Es wird darum gehen müssen, neue Wege zu eröffnen, die sicher sind für die Betroffenen und die die Interessen der Menschen selbst, der Herkunfts- wie der Aufnahmestaaten, berücksichtigen. Derzeit werden Migrantinnen und Migranten häufig als Ressource für die Arbeitsmärkte der OECD-Staaten gesehen, die die vorhandenen Lücken füllen sollen – nach den Bedürfnissen der aufnehmenden Länder. Gleichzeitig werden dadurch Lücken gerissen in den Arbeitsmärkten und gesellschaftlichen
Systemen der Herkunftsländer.

Angesichts von Prognosen, dass sich die Bevölkerung mancher europäischen Länder in den nächsten 80 Jahren fast halbieren könnte und zugleich stark altern wird, sind die Herausforderungen groß und der Bedarf an Migration, etwa im Pflege- und Gesundheitsbereich, absehbar. Es kann dabei aber nicht einseitig um die Bedarfe der aufnehmenden Staaten gehen. Es wird ein System brauchen, das die Ausbildungskosten der Migrierenden mitberücksichtigt und gewährleistet, dass Wissen und Arbeitskraft nicht ohne Gegenleistung abwandern. Der Verweis auf Finanztransfers durch Migrantinnen und Migranten in ihre Heimatländer greift dabei viel zu kurz, da dies private und freiwillige Überweisungen sind, die man nicht ohne Weiteres in die Kosten-Nutzen-Abwägungen übernehmen kann.

Es wird sehr darauf ankommen, wie Arbeitsmigration und Anwerbung vor Ort fair und gerecht gestaltet werden können. Bisher zeigt sich, dass legale Migration vor allem dort ermöglicht wird, wo die aufnehmenden Staaten ein starkes Eigeninteresse haben.
Unser Lebensstil und unsere Interessen in Europa bestimmen also darüber mit, welche Menschen einen Zugang zu diesem Kontinent und in den hiesigen Arbeitsmarkt haben. Das mag in Teilen politisch nachvollziehbar sein; zugleich besteht die Gefahr von neokolonialen Abhängigkeitsstrukturen und einem eurozentristischen Wirtschafts- und Entwicklungssystem.

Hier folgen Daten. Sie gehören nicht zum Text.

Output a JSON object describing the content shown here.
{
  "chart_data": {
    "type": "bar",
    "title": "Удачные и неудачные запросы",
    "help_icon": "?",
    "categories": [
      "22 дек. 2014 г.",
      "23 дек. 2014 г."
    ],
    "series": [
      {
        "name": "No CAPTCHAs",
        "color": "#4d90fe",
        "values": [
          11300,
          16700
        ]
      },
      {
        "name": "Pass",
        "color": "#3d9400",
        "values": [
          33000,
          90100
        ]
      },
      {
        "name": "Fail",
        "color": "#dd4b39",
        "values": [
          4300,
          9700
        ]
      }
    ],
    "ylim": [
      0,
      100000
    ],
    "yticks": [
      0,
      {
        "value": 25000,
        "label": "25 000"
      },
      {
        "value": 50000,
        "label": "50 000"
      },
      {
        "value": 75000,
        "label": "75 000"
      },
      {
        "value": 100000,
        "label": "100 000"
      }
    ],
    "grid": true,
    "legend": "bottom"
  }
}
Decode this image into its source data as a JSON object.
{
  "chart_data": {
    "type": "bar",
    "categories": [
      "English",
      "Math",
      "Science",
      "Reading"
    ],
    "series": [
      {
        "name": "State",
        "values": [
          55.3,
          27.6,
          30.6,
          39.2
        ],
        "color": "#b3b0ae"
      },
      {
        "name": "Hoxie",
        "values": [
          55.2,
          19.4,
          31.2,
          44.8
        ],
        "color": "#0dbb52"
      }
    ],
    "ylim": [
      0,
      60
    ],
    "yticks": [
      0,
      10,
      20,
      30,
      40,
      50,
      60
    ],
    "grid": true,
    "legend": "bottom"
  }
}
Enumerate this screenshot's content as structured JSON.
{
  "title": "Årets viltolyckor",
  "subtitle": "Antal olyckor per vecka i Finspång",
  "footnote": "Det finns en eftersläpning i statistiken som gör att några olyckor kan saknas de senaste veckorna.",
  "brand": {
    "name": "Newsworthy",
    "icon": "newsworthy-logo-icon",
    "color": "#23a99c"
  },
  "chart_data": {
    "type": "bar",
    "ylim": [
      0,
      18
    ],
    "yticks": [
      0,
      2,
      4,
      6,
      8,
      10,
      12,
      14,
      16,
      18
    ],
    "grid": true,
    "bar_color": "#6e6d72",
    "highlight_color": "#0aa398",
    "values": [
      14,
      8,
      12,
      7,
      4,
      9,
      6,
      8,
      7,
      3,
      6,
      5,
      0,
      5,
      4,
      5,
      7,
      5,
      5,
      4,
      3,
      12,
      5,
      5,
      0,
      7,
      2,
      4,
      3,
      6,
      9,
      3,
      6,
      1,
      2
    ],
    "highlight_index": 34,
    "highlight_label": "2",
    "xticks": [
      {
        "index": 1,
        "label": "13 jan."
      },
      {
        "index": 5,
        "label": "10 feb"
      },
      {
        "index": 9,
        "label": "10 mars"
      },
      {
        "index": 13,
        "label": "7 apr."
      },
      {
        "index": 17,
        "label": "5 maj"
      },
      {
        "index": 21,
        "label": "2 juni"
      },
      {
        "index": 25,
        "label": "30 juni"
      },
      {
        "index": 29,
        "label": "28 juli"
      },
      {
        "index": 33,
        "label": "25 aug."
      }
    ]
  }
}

Migration als Chance für Herkunfts-, Transit- und Industriestaaten gestalten

Es braucht einen globaleren Blick auf Migration, der an die Wurzeln unseres Wachstumsmodells und unseres Lebensstils geht. Migration wird nach wie vor zu oft als Einbahnstraße zugunsten der Industriestaaten verstanden mit einem gönnerhaften Verhältnis den Migrierenden gegenüber. Es gilt, aus der rein deutschen Perspektive herauszutreten und das gesamte Feld mit den Herkunfts- und Transitstaaten gemeinsam zu betrachten, vor allem aber müssen dort die Betroffenen selbst in den Mittelpunkt gestellt und gehört werden – ebenso wie die Zivilgesellschaft.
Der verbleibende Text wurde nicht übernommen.